Obviously, it will be necessary to clarify quickly who will pay and who will remunerate these stakeholders. Although the Commission currently seems to favour making the private sector pay via voluntary carbon offsetting, this will not be enough and other sources of funding will inevitably have to be explored: the European carbon market, a possible future Emissions Trading System (EU ETS) for the agri-food industry, and of course public funding, but first and foremost, the Common Agricultural Policy (CAP). At the moment, it is important to agree on a European carbon certification system in order to guarantee the impact the projects that will be financed will have on the climate, and on the environment as a whole. The aim is to direct funds, whether private or public, more effectively towards the climate friendly practices.

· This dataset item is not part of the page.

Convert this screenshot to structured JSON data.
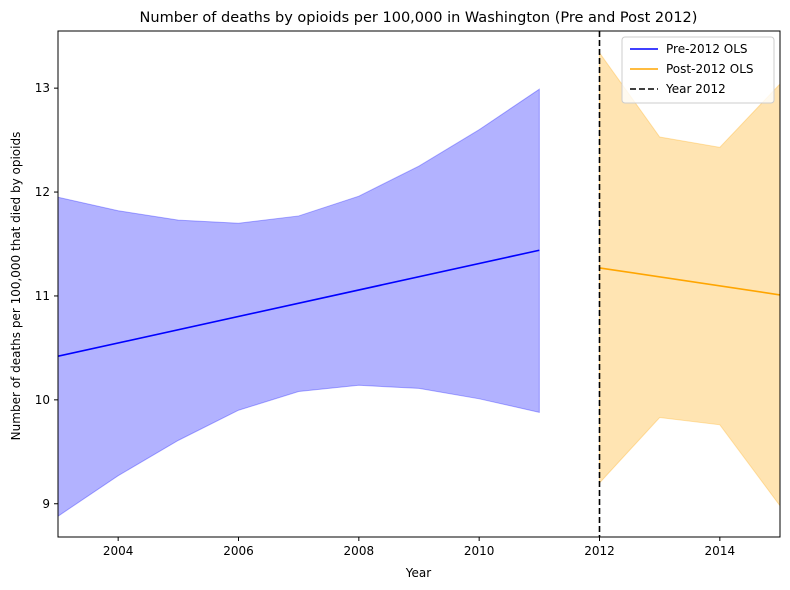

The Commission is currently working on this carbon certification project and will propose a regulation by the end of the year. The public consultation phase and the discussions organised in the various European bodies since the beginning of the year have raised many points of debate and even legitimate concerns. We can overcome them. We can find pragmatic solutions to these problems in order to build an ambitious carbon certification. This can be done by taking inspiration from the successes and failures of certifications developed over many years at international level or in some Member States, starting with the French Label Bas-Carbone that I4CE helped to build.
Should European certification be limited to carbon removals?
The first debate agitating European stakeholders is the scope of certification. Should we certify only carbon removals, or should we also take emissions reductions into account?